I fail to see how teaching students to excel, and as a result, to be successful in their careers (and so become "economically successful"), or to "secure top SAT scores" is somehow not "Catholic" education. Or, what's not "Catholic" about "focussing on academics" or on producing competitive students?
Not giving opportunities for education to poor children, or neglecting students with learning difficulties, or not preparing students to succeed in a competitive world, is simply poor education. It has nothing to do with "Catholic" or non-denominational education.
And on this matter, I would like to point out to the writer of the editorial that the Catholic schools as I knew them (including St Mary's College, the most elite secondary school in my time) did indeed include students from all levels of society, from intact families and “broken” families and all races.

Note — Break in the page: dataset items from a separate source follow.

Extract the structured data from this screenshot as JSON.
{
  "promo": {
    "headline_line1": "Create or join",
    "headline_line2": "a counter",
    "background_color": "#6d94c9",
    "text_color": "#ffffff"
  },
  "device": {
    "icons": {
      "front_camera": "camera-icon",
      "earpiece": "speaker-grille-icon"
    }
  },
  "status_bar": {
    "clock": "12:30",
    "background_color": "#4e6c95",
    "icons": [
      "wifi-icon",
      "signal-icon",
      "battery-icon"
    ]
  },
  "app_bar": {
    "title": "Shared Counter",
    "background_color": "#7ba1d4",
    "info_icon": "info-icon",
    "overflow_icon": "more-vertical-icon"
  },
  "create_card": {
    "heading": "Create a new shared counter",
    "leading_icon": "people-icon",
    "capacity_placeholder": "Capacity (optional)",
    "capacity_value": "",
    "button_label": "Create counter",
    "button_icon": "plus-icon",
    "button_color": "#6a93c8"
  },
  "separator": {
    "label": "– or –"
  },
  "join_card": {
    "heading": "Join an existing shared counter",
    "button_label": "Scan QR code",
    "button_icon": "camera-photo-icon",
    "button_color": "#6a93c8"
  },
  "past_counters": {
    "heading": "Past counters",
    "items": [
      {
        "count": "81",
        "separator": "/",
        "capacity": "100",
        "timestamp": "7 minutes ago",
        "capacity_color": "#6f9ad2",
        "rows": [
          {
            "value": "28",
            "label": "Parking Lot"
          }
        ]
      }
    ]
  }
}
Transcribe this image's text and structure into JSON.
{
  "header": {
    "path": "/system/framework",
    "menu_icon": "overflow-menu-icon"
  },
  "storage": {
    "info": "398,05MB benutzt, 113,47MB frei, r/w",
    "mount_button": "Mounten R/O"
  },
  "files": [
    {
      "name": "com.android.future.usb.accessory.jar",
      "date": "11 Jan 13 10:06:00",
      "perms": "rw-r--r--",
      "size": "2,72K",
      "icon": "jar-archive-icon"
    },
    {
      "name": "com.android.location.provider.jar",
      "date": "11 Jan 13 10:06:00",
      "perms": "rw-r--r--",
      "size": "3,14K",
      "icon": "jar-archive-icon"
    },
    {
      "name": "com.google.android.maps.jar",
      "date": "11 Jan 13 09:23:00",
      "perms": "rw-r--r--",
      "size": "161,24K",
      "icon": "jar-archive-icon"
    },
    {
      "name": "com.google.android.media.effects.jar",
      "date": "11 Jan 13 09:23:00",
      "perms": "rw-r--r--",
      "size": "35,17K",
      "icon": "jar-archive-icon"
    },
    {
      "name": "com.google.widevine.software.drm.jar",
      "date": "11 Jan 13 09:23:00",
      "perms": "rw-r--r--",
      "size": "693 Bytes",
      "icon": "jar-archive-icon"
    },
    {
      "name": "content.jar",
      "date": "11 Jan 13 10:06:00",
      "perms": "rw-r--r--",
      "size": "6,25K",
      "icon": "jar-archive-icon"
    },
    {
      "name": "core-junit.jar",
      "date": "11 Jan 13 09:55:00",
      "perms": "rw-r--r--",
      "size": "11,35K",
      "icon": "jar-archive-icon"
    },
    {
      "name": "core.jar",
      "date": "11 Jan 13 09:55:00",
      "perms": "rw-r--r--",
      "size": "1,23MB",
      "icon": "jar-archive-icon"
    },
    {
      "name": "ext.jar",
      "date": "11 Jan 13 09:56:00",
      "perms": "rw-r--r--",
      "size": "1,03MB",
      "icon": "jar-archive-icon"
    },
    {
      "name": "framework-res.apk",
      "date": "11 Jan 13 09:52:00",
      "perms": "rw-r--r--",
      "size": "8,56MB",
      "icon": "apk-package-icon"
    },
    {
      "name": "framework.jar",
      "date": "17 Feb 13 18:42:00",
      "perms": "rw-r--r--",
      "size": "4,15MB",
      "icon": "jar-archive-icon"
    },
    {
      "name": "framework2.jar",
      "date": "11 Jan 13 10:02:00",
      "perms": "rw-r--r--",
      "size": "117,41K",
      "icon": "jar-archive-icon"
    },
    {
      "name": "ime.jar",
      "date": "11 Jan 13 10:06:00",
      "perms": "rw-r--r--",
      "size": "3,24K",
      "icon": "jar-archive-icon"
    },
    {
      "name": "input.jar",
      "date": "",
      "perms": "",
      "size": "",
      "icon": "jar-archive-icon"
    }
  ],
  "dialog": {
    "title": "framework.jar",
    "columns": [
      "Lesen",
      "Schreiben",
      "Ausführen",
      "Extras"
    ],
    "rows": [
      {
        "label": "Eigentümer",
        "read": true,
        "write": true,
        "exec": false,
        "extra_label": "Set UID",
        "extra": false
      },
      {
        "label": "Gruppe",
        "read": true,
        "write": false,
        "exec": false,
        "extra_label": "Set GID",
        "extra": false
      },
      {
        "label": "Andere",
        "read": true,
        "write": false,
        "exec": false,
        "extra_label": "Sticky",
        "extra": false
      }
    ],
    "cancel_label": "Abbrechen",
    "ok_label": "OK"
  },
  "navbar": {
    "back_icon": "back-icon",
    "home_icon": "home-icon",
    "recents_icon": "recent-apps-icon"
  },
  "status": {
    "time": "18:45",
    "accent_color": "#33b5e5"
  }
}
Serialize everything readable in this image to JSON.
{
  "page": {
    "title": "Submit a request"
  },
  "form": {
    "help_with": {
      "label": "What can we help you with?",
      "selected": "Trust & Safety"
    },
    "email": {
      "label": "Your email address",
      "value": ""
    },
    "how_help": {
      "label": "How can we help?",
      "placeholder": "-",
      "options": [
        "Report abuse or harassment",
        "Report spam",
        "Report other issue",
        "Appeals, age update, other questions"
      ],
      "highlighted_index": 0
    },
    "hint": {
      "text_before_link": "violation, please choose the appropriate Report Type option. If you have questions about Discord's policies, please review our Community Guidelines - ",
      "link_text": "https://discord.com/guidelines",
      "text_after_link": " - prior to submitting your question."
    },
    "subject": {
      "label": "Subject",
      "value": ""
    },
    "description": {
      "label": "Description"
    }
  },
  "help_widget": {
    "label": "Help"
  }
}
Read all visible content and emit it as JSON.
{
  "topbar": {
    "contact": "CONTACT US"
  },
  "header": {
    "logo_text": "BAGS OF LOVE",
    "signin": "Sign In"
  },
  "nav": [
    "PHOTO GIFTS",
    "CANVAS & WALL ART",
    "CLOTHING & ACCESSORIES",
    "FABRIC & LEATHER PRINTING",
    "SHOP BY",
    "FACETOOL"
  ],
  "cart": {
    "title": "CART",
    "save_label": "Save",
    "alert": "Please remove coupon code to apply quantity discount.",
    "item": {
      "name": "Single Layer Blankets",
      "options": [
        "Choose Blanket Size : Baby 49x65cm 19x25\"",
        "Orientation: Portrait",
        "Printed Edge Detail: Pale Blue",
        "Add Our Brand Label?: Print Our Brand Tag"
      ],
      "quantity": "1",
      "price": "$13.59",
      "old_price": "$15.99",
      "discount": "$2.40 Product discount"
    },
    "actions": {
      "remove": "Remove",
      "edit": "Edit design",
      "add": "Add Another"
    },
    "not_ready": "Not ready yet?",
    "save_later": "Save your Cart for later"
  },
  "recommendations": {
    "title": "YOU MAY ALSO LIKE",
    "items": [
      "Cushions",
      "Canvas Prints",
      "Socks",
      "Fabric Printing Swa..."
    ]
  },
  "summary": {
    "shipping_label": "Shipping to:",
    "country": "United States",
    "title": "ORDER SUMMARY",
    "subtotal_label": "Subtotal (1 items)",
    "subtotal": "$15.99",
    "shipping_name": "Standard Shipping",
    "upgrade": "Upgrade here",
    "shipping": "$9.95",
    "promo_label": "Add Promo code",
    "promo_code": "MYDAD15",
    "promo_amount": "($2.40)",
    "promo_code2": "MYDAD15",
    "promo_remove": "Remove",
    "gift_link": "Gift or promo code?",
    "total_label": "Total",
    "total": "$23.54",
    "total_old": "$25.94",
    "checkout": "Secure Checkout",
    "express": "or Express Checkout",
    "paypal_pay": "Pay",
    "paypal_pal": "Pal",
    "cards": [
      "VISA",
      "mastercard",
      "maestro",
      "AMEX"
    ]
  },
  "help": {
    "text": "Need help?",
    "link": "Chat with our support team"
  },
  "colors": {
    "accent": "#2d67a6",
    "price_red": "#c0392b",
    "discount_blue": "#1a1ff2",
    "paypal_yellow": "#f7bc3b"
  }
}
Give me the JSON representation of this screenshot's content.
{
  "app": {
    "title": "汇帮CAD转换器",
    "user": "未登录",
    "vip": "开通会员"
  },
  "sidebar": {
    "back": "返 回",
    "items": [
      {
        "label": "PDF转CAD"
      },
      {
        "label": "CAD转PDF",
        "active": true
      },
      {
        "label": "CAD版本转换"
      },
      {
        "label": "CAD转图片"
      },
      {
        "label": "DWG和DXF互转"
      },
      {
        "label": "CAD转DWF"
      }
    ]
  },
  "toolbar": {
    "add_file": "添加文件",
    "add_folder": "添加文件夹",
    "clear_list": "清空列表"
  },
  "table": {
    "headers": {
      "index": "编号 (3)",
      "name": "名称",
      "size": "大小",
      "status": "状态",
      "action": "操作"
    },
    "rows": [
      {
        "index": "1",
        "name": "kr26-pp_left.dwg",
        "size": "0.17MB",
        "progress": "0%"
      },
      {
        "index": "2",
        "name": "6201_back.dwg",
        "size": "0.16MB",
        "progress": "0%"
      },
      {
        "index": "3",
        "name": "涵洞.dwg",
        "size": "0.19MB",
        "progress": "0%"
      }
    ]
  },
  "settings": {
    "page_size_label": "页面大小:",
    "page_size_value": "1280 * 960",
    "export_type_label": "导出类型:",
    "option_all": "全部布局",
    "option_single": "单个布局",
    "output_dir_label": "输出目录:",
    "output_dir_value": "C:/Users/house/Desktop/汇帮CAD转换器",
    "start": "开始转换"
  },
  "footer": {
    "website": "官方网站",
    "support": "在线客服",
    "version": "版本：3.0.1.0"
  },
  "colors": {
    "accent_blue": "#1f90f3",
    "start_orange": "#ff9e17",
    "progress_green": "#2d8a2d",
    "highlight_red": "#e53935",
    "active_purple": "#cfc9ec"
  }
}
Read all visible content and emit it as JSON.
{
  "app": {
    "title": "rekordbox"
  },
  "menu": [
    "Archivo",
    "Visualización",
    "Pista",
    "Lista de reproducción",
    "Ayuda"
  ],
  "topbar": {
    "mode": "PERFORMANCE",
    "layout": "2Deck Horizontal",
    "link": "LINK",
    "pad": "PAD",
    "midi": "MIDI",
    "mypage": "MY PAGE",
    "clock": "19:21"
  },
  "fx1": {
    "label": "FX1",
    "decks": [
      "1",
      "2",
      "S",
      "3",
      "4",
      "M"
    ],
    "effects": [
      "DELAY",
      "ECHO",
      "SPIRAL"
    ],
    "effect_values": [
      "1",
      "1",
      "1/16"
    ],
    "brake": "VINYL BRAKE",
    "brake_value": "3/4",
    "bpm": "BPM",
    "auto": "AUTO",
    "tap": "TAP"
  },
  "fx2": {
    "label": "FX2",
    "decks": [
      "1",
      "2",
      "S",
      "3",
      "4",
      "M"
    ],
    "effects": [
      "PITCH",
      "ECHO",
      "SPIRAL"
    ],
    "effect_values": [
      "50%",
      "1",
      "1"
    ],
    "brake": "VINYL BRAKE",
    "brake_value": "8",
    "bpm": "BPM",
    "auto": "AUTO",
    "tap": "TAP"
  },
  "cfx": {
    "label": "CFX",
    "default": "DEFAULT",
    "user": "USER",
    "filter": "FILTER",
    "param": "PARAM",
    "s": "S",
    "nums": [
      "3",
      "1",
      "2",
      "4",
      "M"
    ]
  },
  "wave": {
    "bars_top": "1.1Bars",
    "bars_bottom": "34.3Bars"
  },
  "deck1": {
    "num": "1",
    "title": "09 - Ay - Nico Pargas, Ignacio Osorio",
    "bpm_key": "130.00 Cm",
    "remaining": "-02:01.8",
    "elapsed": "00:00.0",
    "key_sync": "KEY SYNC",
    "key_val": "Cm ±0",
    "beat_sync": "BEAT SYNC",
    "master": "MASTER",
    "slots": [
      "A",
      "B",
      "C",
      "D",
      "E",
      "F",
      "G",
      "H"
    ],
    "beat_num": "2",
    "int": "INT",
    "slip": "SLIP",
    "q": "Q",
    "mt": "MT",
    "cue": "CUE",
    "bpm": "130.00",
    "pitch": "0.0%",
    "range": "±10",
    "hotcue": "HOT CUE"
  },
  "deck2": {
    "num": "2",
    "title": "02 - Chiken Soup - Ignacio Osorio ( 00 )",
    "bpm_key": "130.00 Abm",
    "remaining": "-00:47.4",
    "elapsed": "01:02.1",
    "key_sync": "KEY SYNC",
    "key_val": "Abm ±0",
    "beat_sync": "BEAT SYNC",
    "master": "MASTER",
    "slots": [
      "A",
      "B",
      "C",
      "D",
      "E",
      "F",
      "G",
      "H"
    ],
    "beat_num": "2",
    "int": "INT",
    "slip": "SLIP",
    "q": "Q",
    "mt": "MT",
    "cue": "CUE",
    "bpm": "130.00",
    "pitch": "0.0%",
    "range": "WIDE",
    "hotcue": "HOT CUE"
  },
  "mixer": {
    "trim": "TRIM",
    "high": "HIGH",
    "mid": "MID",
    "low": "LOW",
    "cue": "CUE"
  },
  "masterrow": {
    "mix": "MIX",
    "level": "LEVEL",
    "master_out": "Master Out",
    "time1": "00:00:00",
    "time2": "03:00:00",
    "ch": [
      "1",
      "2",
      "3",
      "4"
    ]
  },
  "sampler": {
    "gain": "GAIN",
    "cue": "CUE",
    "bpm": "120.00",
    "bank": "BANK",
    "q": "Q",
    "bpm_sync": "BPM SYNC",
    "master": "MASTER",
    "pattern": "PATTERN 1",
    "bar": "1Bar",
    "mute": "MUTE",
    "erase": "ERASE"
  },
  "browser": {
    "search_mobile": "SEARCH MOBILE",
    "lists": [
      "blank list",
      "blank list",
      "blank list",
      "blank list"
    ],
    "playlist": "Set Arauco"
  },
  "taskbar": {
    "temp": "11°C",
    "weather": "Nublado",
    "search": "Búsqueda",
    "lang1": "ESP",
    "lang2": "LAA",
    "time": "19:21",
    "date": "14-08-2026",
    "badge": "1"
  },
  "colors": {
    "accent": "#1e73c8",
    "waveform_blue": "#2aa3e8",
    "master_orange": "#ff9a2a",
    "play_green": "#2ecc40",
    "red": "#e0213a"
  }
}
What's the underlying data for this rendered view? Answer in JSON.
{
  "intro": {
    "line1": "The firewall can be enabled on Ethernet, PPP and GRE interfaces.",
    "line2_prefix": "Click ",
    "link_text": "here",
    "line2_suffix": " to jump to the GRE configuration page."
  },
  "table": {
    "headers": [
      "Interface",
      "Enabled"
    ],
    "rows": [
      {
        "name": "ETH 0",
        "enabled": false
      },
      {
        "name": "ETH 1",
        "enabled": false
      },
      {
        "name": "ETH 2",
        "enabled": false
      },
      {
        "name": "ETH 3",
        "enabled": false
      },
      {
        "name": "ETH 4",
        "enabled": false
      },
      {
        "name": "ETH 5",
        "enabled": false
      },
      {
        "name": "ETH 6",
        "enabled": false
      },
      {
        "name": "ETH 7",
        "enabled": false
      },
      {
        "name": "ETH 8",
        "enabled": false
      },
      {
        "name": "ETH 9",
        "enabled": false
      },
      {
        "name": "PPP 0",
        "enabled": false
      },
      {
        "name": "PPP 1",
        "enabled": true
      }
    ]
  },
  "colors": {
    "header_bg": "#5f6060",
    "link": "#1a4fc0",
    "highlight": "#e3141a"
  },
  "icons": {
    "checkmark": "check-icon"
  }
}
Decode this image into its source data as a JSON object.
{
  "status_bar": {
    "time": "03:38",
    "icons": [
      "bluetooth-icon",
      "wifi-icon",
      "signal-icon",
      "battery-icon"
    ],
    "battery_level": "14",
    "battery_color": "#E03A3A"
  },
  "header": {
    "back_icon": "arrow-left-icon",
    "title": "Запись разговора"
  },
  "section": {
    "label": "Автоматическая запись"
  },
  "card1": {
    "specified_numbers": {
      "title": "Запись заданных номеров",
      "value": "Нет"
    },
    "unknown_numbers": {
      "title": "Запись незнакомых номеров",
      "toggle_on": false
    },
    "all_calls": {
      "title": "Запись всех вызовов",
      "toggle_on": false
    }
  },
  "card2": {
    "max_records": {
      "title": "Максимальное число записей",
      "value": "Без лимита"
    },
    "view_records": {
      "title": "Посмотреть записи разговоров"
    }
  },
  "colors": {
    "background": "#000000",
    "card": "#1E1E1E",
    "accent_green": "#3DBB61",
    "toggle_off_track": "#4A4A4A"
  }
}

Catholic schools successfully prepared students from all those backgrounds for the most competitive exams and scholarships. Catholic secondary schools also had classes to deal specifically with students with learning difficulties. And that was decades before the current much ballyhooed programme here in the USA of “No child left behind”. Apart from their emphasis on excellence, one distinguishing characteristic of Catholic schools has been their insistence on student responsibility. I see no reference to this feature in the editorial. Perhaps it would be useful to include this most Catholic element in the writer's vision of a “Catholic Education”.
Good "Catholic" education is good education. There's no need to make such a complex undertaking more difficult by adding those allusions to the Bible, allusions that are better applied to another realm of the Church's mission.